Milliarden Pappbecher landen jedes Jahr in der Mülltonne und können nur aufwendig recycelt werden. Der kompostierbare Pappbecher soll Rettung bringen - und den beliebten Kaffee zum Mitnehmen umweltfreundlicher machen.

          2 Min.

          Fast-Food ist vor allem bei jungen Leuten beliebt, das schnelle Essen aber mit Müllbergen verbunden. So fällt alljährlich die ungeheure Menge von 200 Milliarden Pappbechern an, hinzu kommen andere mit Kunststoff beschichtete Papierverpackungen. Sie können nur mit beträchtlichem Aufwand von speziellen Unternehmen recycelt werden oder landen auf der Deponie.

          Lukas Weber

          Redakteur im Ressort „Technik und Motor“.
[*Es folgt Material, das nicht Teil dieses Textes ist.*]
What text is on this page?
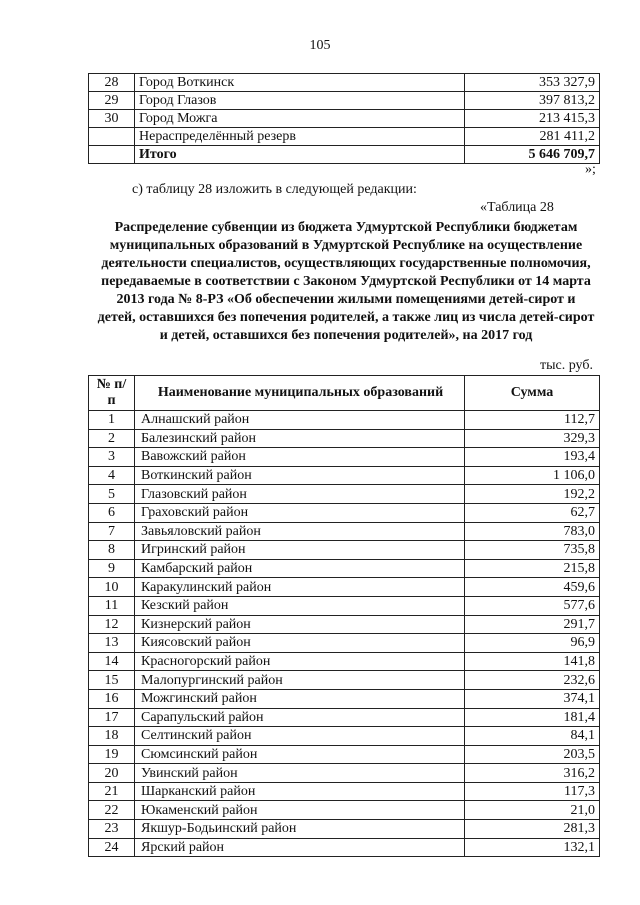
105
28	Город Воткинск	353 327,9
29	Город Глазов	397 813,2
30	Город Можга	213 415,3
	Нераспределённый резерв	281 411,2
	Итого	5 646 709,7
»;
с) таблицу 28 изложить в следующей редакции:
«Таблица 28
Распределение субвенции из бюджета Удмуртской Республики бюджетам муниципальных образований в Удмуртской Республике на осуществление деятельности специалистов, осуществляющих государственные полномочия, передаваемые в соответствии с Законом Удмуртской Республики от 14 марта 2013 года № 8-РЗ «Об обеспечении жилыми помещениями детей-сирот и детей, оставшихся без попечения родителей, а также лиц из числа детей-сирот и детей, оставшихся без попечения родителей», на 2017 год
тыс. руб.
№ п/п	Наименование муниципальных образований	Сумма
1	Алнашский район	112,7
2	Балезинский район	329,3
3	Вавожский район	193,4
4	Воткинский район	1 106,0
5	Глазовский район	192,2
6	Граховский район	62,7
7	Завьяловский район	783,0
8	Игринский район	735,8
9	Камбарский район	215,8
10	Каракулинский район	459,6
11	Кезский район	577,6
12	Кизнерский район	291,7
13	Киясовский район	96,9
14	Красногорский район	141,8
15	Малопургинский район	232,6
16	Можгинский район	374,1
17	Сарапульский район	181,4
18	Селтинский район	84,1
19	Сюмсинский район	203,5
20	Увинский район	316,2
21	Шарканский район	117,3
22	Юкаменский район	21,0
23	Якшур-Бодьинский район	281,3
24	Ярский район	132,1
          Damit soll jetzt Schluss sein. Das niederländische Unternehmen Akzo Nobel, das mit 50000 Mitarbeitern in 80 Ländern zu den führenden Herstellern von Lacken und Farben gehört, hat eine Art Haut entwickelt, die das Papier resistent gegen Flüssigkeiten und Fett macht und trotzdem kompostierbar ist. Auch die Wiederverwendung des Papiers ist nach Angaben des Unternehmens ohne Schwierigkeiten möglich.

          Die Produktion in Nordamerika läuft demnächst an, in Europa sollen die neuen Becher Mitte des nächsten Jahres auf den Markt kommen. Die Zulassungsverfahren in Amerika und auch in Deutschland hat der Hersteller inzwischen hinter sich gebracht.

          Kompostierbare Einwegbehälter mit neuer Beschichtung

          Kompostierbare Einwegbehälter sind im Grunde nicht neu, sie werden bisher aus Polylactiden (PLA) hergestellt; Rohstoff ist meist Mais. PLA ist allerdings für heiße Flüssigkeiten nicht gut geeignet und deutlich teurer als Pappe. Die in der Masse verwendeten Becher sind seit etwa vier Jahrzehnten mit Polyehtylen (PE) beschichtet, davor wurde Wachs verwendet. Das stabile Thermoplast PE verrottet nicht, es muss zum Recycling mühsam vom Papier getrennt werden. Die neue Beschichtung von Akzo Nobel namens EvCote Water Barrier3000 ist mit 9 bis 15 Gramm je Becher nur etwa halb so dick wie jene aus PE. Sie wird als wässerige Lösung aufgetragen und enthält höchstens 30 Prozent Festkörperanteile.

          Wie wir an Bechern aus der Vorproduktion feststellen konnten, bemerkt der Verbraucher keinen Unterschied, vielleicht fühlen sie sich etwas samtiger an. Dicht sind sie auch. Außer Wasser sind in der Beschichtung pflanzliche Öle und ein geringer Anteil Polyethylen-Terephthalat (PET) enthalten, ein im Vergleich zum PE weniger stabiler Kunststoff, der aus recycelten Flaschen gewonnen wird. Die Mixtur führe dazu, dass die Moleküle aufgebrochen und in kleine Bestandteile zerlegt werden, erklärt Marketingdirektor Martin Hilgenstock. „In unseren Versuchen war das PET in 75 Tagen zu 90 Prozent verschwunden.“

          Ein großer Vorteil im Produktionsprozess gegenüber dem PE ist es, dass beim Recycling die Qualität der Papierfasern erhalten bleibt, so dass aus den ehemaligen Behältnissen andere Papierprodukte hergestellt werden können. Vor allem aber kann der Papierabfall in Form von Stanzresten, der bisher auf Deponien landete, wiederverwendet werden. Die alljährlich anfallende Menge an solchen Resten ist nach Angaben der Akzo Nobel so groß, dass man einen 20 Zentimeter breiten Streifen beschichteten Papiers 43 Mal um die Erde wickeln könnte.

          Der neue Becher lohnt sich auch betriebswirtschaftlich

          Da die Papierkosten für die Hersteller der Becher den größten Einzelposten ausmachen, lohnt der Einsatz der neuen Becher nicht nur mit Blick auf die Vermeidung von Müll, sondern auch betriebswirtschaftlich. Zwar ist die Beschichtung teurer als PE, in der Summe lägen die Kosten aber auf ähnlichem Niveau, sagt Hilgenstock. Mit EvCote können nicht nur Papierbecher vor Wasser und Fett geschützt werden, sondern auch Verpackungen aus Wellpappe, Faltschachteln und Behälter für Getränke. Ein Schwesterprodukt soll demnächst die beschichteten Verpackungen für Pommes frites ersetzen. Die wasserdichte Haut wird nach Angaben des Herstellers in leicht geänderter Rezeptur dann auch für Heißgetränke verwendet.

          Die Becher herzustellen ist schwieriger als die Fertigung von Beuteln für die Fritten, weil sie auch an den Falzen dicht sein müssen und eine gewisse Festigkeit brauchen, damit sie nicht in der Hand zerknüllen. Aus diesem Grund muss nach Angaben der Akzo Nobel die Beschichtung auf die jeweilige Anforderung abgestimmt sein.